それにしても、覇竜に魔王ガングートね・・・今まで興味なかったから聞かなかったが、今後の為にも調べた方が良いな。
話を聞いた限りだと、お前は覇竜を知らなかったんだよな・・・討伐対象にはなっていないのか?」
「私はS級以上の討伐対象は全部記憶してるけど、不思議な事に覇竜は指定されてないのよ・・・普通、あれだけの力を持っているなら指定されていてもおかしくないはずなんだけどね」
「それは、覇竜は人に興味を示さないからです・・・」
ラフタリアが首を傾げて唸っていると、いまだに挙動不審なアンネが呟くように口を開いた・・・どうやら、アンネは覇竜の事を知っているらしい。
「どういう事なんだ、覇竜と知り合いなのか?」
「知り合いと言うか、アルトリウス様とちょっとありまして・・・私も苦手な方なのです」
アンネはボソボソと呟くように話を始めた。
「覇竜は、ラフタリア様がおっしゃっていたように痛みを感じません・・・なので、覇竜が狙うのは力ある者、要するにアルトリウス様や他の魔王様などです。
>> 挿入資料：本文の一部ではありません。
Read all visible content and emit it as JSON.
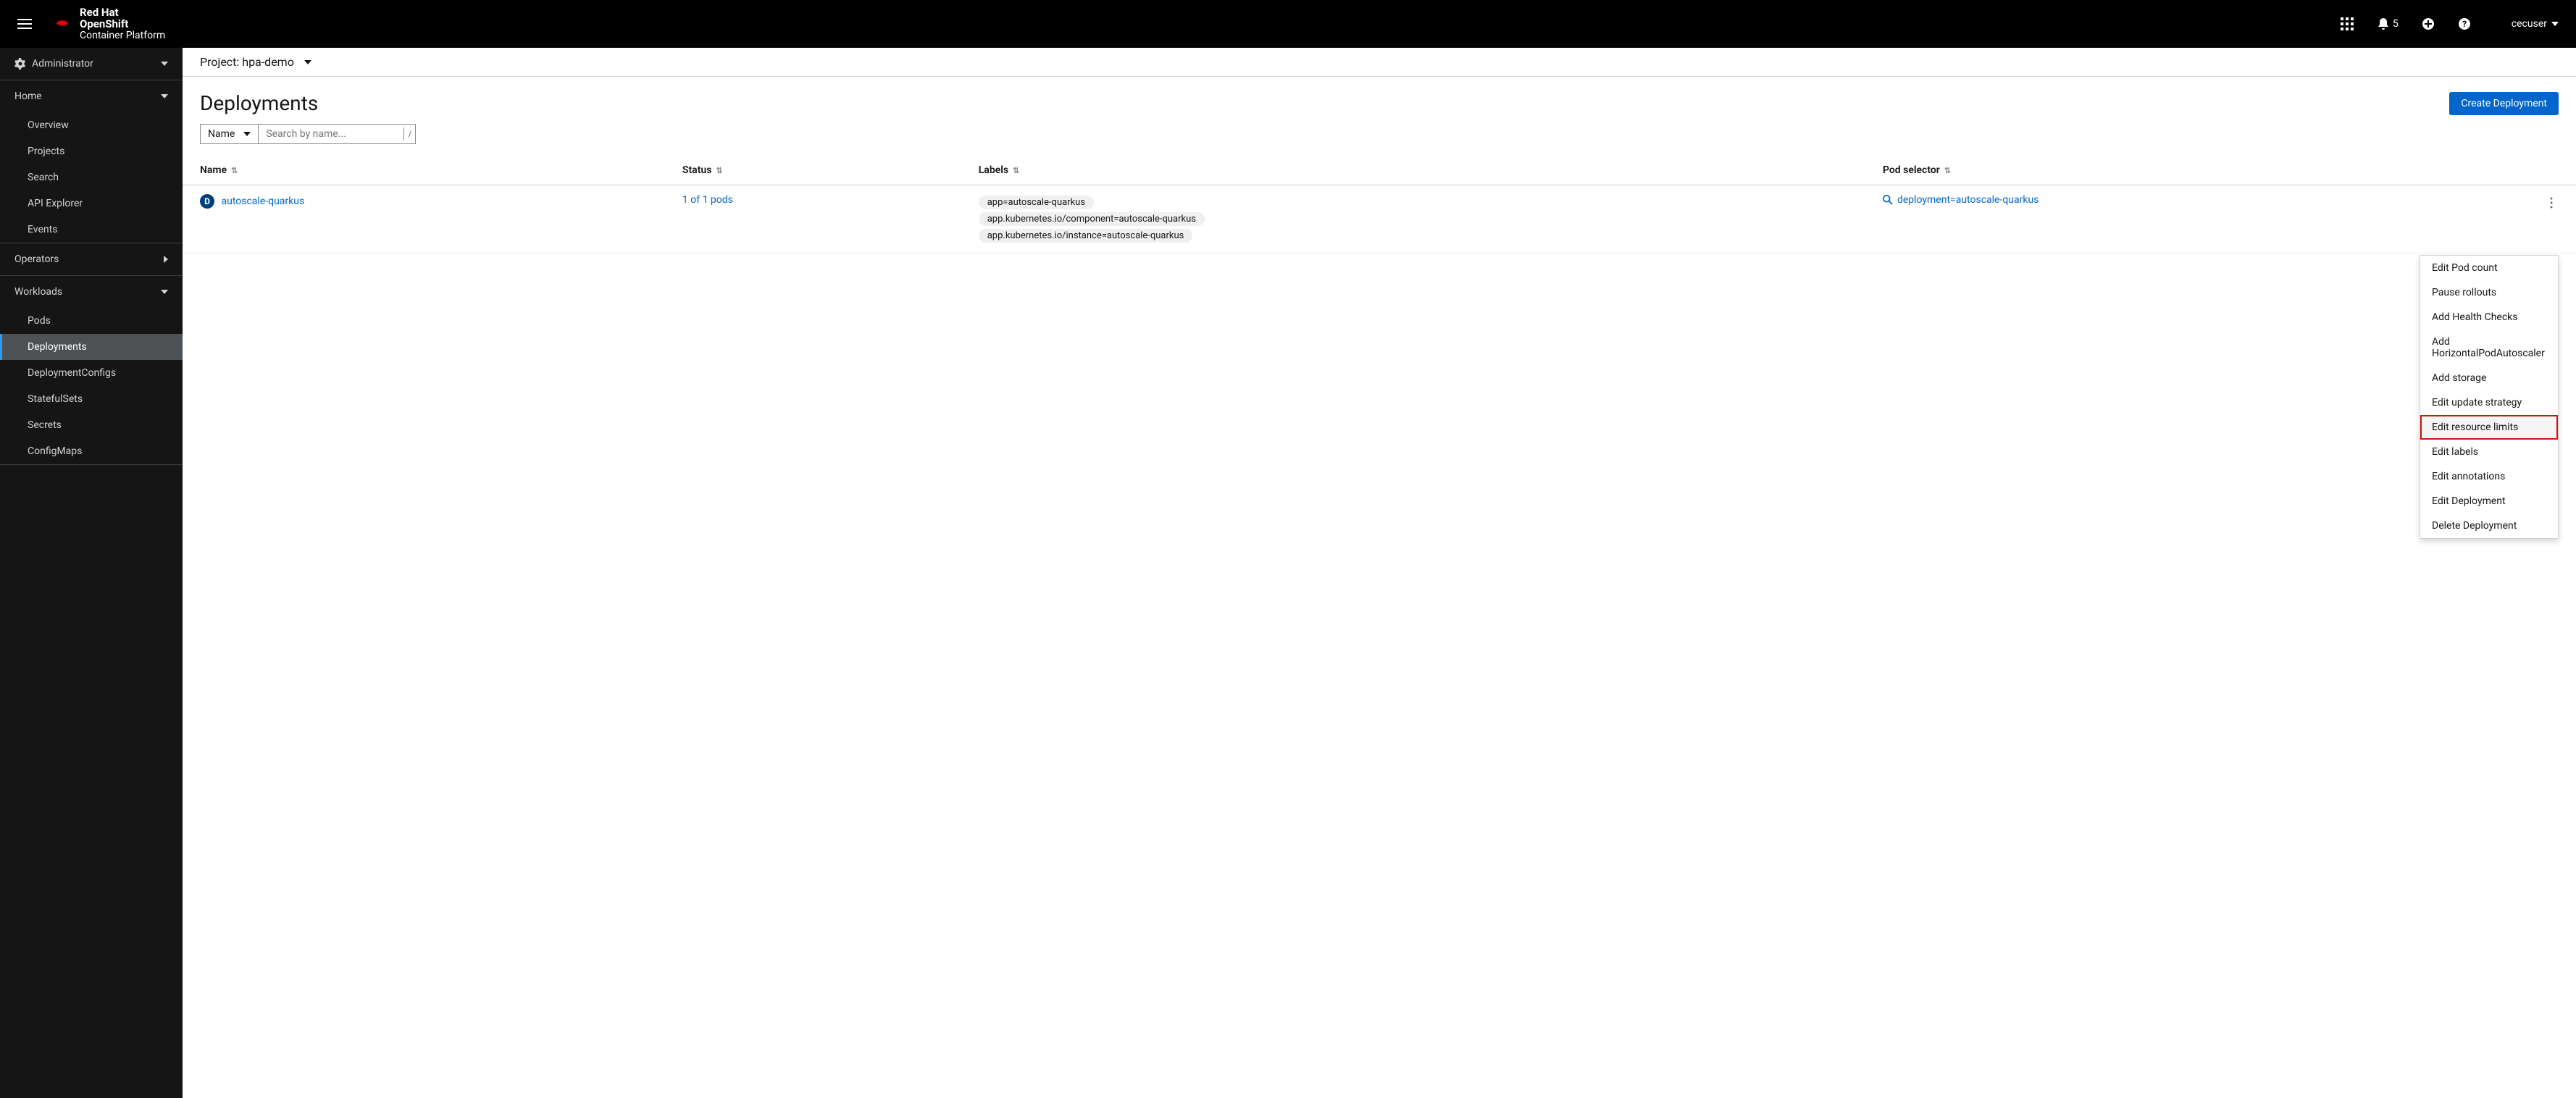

痛みと言う感覚を知るため、手当たり次第に戦いを挑んでいる戦闘狂と言ったら良いでしょうか・・・アルトリウス様も覇竜に何度となく戦いを挑まれましたが、痛みを感じない覇竜の相手をするのはキリがないので、私を配下にして以降は無視をしていたのです・・・ですが、それでも諦めずに何度も現れ、あのテンションでひたすら話しかけてきまして、私を口説いてきたりと散々な目に遭わされました」
「あぁ、それはウザいわね・・・貴女も大変だったわね」
2人は覇竜の被害者同士、共感できるところがあったのだろう・・・手を取り合って頷いている。
今ここに、覇竜による被害者同盟が結成された。
「覇竜はアルトリウスと同じくらいの強さって事か・・・居場所がバレたら厄介だな」
「いえ・・・少なくとも、アルトリウス様は覇竜には勝った事がないと言っていました。
攻撃は大振りなので避けるのは簡単と言っていましたが、力では及ばないらしいです・・・さらには無尽蔵の体力と痛みを感じない体質のため、一度戦いが始まると勝負が決まらないとも言っていましたよ」
「マジかよ・・・体力のある馬鹿程厄介なのはないんだよな・・・城に来ない事を祈ろう」
清宏がため息をつくと、アンネとラフタリアは苦笑して頷いた。